Valdis.Kletnieks () vt edu wrote:
| On Fri, 11 Jul 2008 11:01:33 EDT, Thomas Cross said:
|>     Thanks for testing this. A number of other readers wrote me privately
|> confirming your result with linux ipchains. I'm not sure what
ipchains does
|> when it encounters a collision, but in general I think this is a good
|> strategy. You'd have to have many thousands of simultaneous UDP
|> transactions in order for randomly selected source ports to be colliding
|> frequently enough for it to present a substantial problem.
| Birthday paradox strikes again.
| With 64K source ports, you'll have collisions over 1% of the time at
only 1024
| in use. With 8K in use, you're hitting collisions 12% of the time.

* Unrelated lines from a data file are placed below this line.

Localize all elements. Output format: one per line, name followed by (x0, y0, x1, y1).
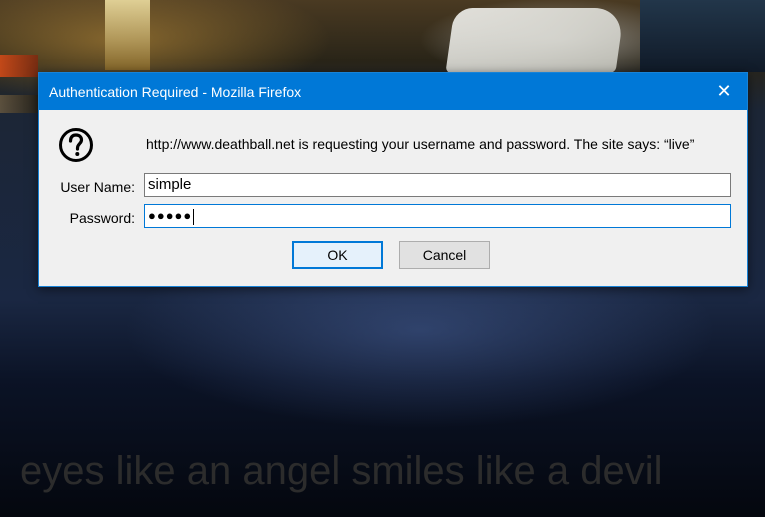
ok-button[interactable]: OK (292, 241, 383, 269)
password-value: ●●●●● (148, 208, 193, 223)
auth-message: http://www.deathball.net is requesting y… (146, 136, 695, 152)
background-object (445, 8, 625, 73)
ok-button-label: OK (327, 247, 348, 263)
background-light (105, 0, 150, 70)
username-field[interactable]: simple (144, 173, 731, 197)
background-caption: eyes like an angel smiles like a devil (20, 449, 663, 493)
password-field[interactable]: ●●●●● (144, 204, 731, 228)
dialog-title: Authentication Required - Mozilla Firefo… (49, 83, 302, 100)
close-icon: ✕ (716, 81, 732, 101)
close-button[interactable]: ✕ (701, 73, 747, 110)
cancel-button-label: Cancel (422, 247, 467, 263)
cancel-button[interactable]: Cancel (399, 241, 490, 269)
dialog-body: http://www.deathball.net is requesting y… (39, 110, 747, 286)
username-value: simple (148, 176, 192, 193)
text-caret (193, 208, 195, 225)
dialog-titlebar[interactable]: Authentication Required - Mozilla Firefo… (39, 73, 747, 110)
background-light (0, 55, 38, 77)
question-icon (59, 128, 93, 162)
background-light (0, 95, 38, 113)
desktop-background: eyes like an angel smiles like a devil A… (0, 0, 765, 517)
authentication-dialog: Authentication Required - Mozilla Firefo… (38, 72, 748, 287)
username-label: User Name: (60, 179, 135, 195)
background-object (640, 0, 765, 72)
password-label: Password: (69, 210, 135, 226)
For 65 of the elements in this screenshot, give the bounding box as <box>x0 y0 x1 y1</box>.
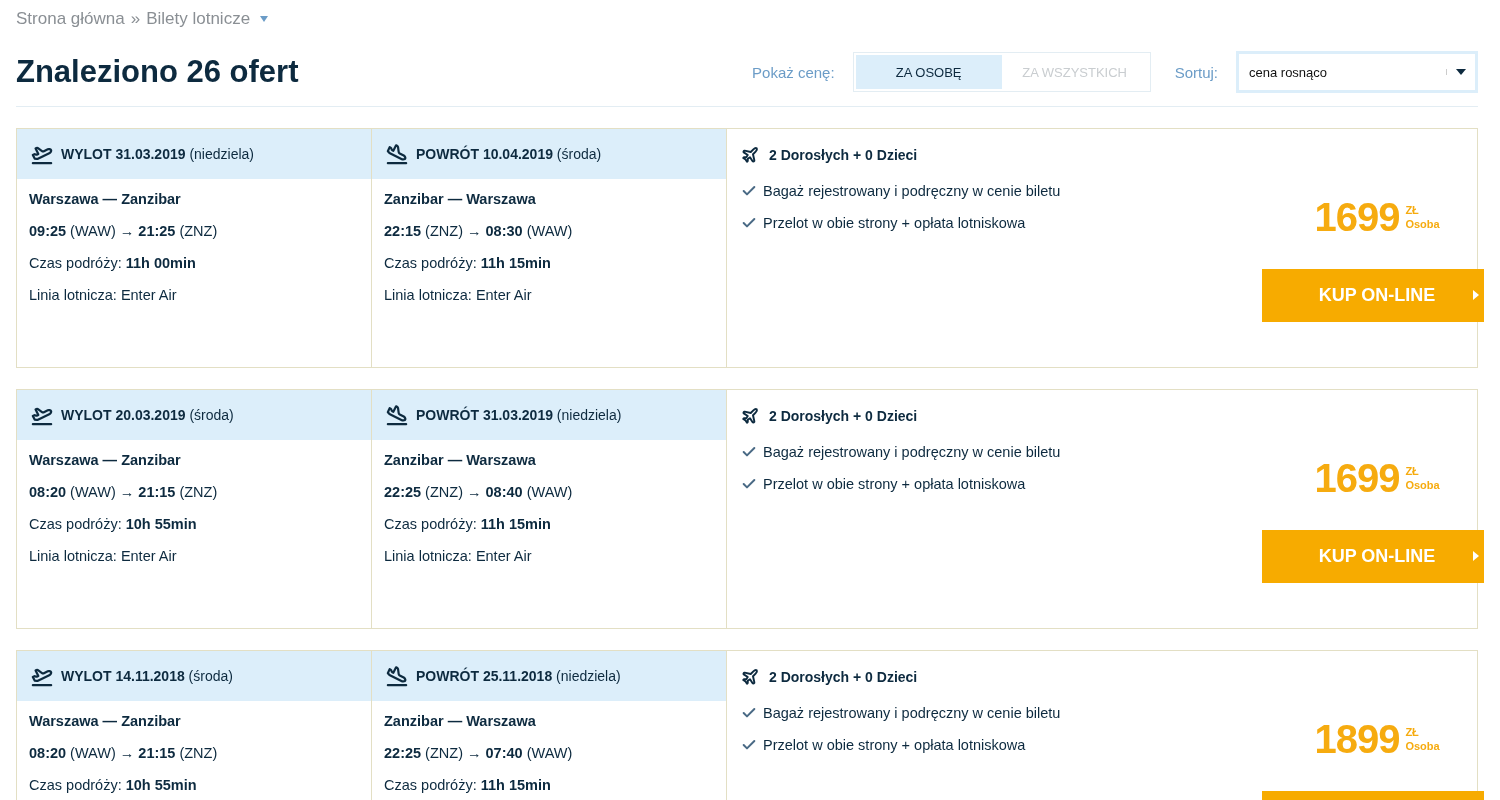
feature-text: Bagaż rejestrowany i podręczny w cenie biletu <box>763 705 1061 721</box>
travel-duration: Czas podróży: 10h 55min <box>28 515 198 534</box>
feature-text: Bagaż rejestrowany i podręczny w cenie biletu <box>763 444 1061 460</box>
currency: ZŁ <box>1405 203 1420 217</box>
leg-date: WYLOT 20.03.2019 (środa) <box>61 407 234 423</box>
flight-times: 09:25 (WAW) → 21:25 (ZNZ) <box>28 222 219 241</box>
feature-text: Bagaż rejestrowany i podręczny w cenie biletu <box>763 183 1061 199</box>
travel-duration: Czas podróży: 11h 15min <box>383 515 552 534</box>
breadcrumb-separator: » <box>130 9 141 29</box>
price-toggle-label: Pokaż cenę: <box>752 63 835 81</box>
feature-text: Przelot w obie strony + opłata lotniskowa <box>763 476 1026 492</box>
caret-icon <box>1472 551 1479 561</box>
price-unit: Osoba <box>1405 478 1440 492</box>
travel-duration: Czas podróży: 11h 00min <box>28 254 197 273</box>
price-unit: Osoba <box>1405 217 1440 231</box>
airline: Linia lotnicza: Enter Air <box>28 547 178 566</box>
plane-icon <box>741 407 759 425</box>
plane-landing-icon <box>386 665 408 687</box>
leg-date: POWRÓT 10.04.2019 (środa) <box>416 146 602 162</box>
plane-landing-icon <box>386 404 408 426</box>
travel-duration: Czas podróży: 11h 15min <box>383 254 552 273</box>
feature-text: Przelot w obie strony + opłata lotniskowa <box>763 737 1026 753</box>
price-unit: Osoba <box>1405 739 1440 753</box>
breadcrumb-link[interactable]: Bilety lotnicze <box>146 9 251 29</box>
plane-icon <box>741 668 759 686</box>
price-mode-tab[interactable]: ZA OSOBĘ <box>855 55 1002 89</box>
price: 1899 <box>1314 716 1400 762</box>
leg-date: WYLOT 31.03.2019 (niedziela) <box>61 146 254 162</box>
travel-duration: Czas podróży: 10h 55min <box>28 776 198 795</box>
caret-icon <box>1472 290 1479 300</box>
sort-select[interactable]: cena rosnąco <box>1236 51 1478 93</box>
flight-times: 08:20 (WAW) → 21:15 (ZNZ) <box>28 744 219 763</box>
passengers: 2 Dorosłych + 0 Dzieci <box>769 669 918 685</box>
route: Warszawa — Zanzibar <box>28 451 182 470</box>
page-title: Znaleziono 26 ofert <box>16 54 300 90</box>
plane-landing-icon <box>386 143 408 165</box>
passengers: 2 Dorosłych + 0 Dzieci <box>769 408 918 424</box>
price: 1699 <box>1314 455 1400 501</box>
currency: ZŁ <box>1405 464 1420 478</box>
currency: ZŁ <box>1405 725 1420 739</box>
flight-times: 08:20 (WAW) → 21:15 (ZNZ) <box>28 483 219 502</box>
buy-online-button[interactable]: KUP ON-LINE <box>1261 269 1484 322</box>
route: Warszawa — Zanzibar <box>28 190 182 209</box>
plane-icon <box>741 146 759 164</box>
route: Zanzibar — Warszawa <box>383 451 537 470</box>
sort-label: Sortuj: <box>1174 63 1218 81</box>
feature-text: Przelot w obie strony + opłata lotniskowa <box>763 215 1026 231</box>
leg-date: WYLOT 14.11.2018 (środa) <box>61 668 233 684</box>
airline: Linia lotnicza: Enter Air <box>28 286 178 305</box>
caret-icon[interactable] <box>260 16 269 22</box>
leg-date: POWRÓT 25.11.2018 (niedziela) <box>416 668 621 684</box>
flight-times: 22:25 (ZNZ) → 08:40 (WAW) <box>383 483 574 502</box>
airline: Linia lotnicza: Enter Air <box>383 547 533 566</box>
route: Zanzibar — Warszawa <box>383 190 537 209</box>
route: Warszawa — Zanzibar <box>28 712 182 731</box>
flight-times: 22:15 (ZNZ) → 08:30 (WAW) <box>383 222 574 241</box>
route: Zanzibar — Warszawa <box>383 712 537 731</box>
travel-duration: Czas podróży: 11h 15min <box>383 776 552 795</box>
breadcrumb-link[interactable]: Strona główna <box>16 9 125 29</box>
passengers: 2 Dorosłych + 0 Dzieci <box>769 147 918 163</box>
leg-date: POWRÓT 31.03.2019 (niedziela) <box>416 407 622 423</box>
price: 1699 <box>1314 194 1400 240</box>
airline: Linia lotnicza: Enter Air <box>383 286 533 305</box>
flight-times: 22:25 (ZNZ) → 07:40 (WAW) <box>383 744 574 763</box>
buy-online-button[interactable]: KUP ON-LINE <box>1261 530 1484 583</box>
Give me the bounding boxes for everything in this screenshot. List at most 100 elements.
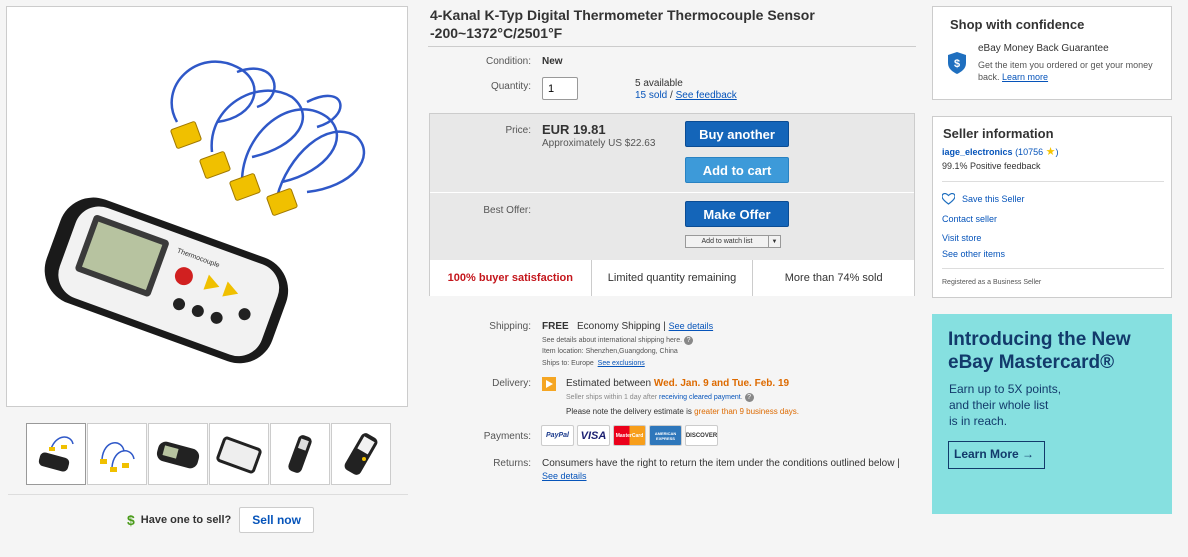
discover-logo: DISCOVER [685, 425, 718, 446]
thumbnail-1[interactable] [26, 423, 86, 485]
returns-label: Returns: [493, 458, 531, 469]
ad-text-line-3: is in reach. [949, 414, 1008, 428]
thumbnail-6[interactable] [331, 423, 391, 485]
quantity-label: Quantity: [490, 81, 531, 92]
visa-logo: VISA [577, 425, 610, 446]
condition-value: New [542, 56, 563, 67]
payment-logos: PayPal VISA MasterCard AMERICAN EXPRESS … [541, 425, 718, 446]
ad-text-line-2: and their whole list [949, 398, 1049, 412]
heart-icon[interactable] [941, 192, 956, 208]
help-icon[interactable]: ? [744, 393, 754, 402]
returns-text: Consumers have the right to return the i… [542, 458, 900, 469]
add-to-watch-list-button[interactable]: Add to watch list [685, 235, 769, 248]
stats-bar: 100% buyer satisfaction Limited quantity… [430, 260, 914, 296]
guarantee-title: eBay Money Back Guarantee [978, 43, 1109, 54]
delivery-flag-icon [542, 377, 556, 391]
ad-text-line-1: Earn up to 5X points, [949, 382, 1062, 396]
ships-to: Ships to: Europe [542, 360, 594, 367]
make-offer-button[interactable]: Make Offer [685, 201, 789, 227]
see-other-items-link[interactable]: See other items [942, 249, 1005, 259]
shipping-method: Economy Shipping [577, 321, 661, 332]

Which, if my dodgy stats are correct, is the probability of collision if
we choose a particular source port to watch for collisions.

If we're not fussy about particular ports but are happy with any
collisions, then the common birthday attack shows that when
approximately 301 packets with random ports require NATing there will be
a _50%_ chance that at least two of those ports collide:

Ruby for fun (cut/past into irb):
a=[];1.upto(301){|i| n=(rand(2**16).to_i); puts "Collide" if
a.include?(n); a[i]=n; }

Of course, whether this becomes meaningful in the context of the DNS
vuln is a little less clear-cut; it would appear from all the fuss that
the issue(s) tend to deeper problems than stats fiddling, and the
iptables example would require more that just generating an internal
source-port collision to exploit.

As Riad pointed out, the amount of unpredictability in the arriving
packets combined with the RNG would probably render the birthday attack
much less effective without deriving further information from the NAT
(one way to derive info might be with an attacker-initiated stream of
lookups to the attackers DNS combined with knowledge of the PNRG
implementation to guess PNRG state). I suspect at this point the chances
are pretty slim of this occurring, as Rias also stated.

But the collision angle was an interesting addition to this kerfuffle.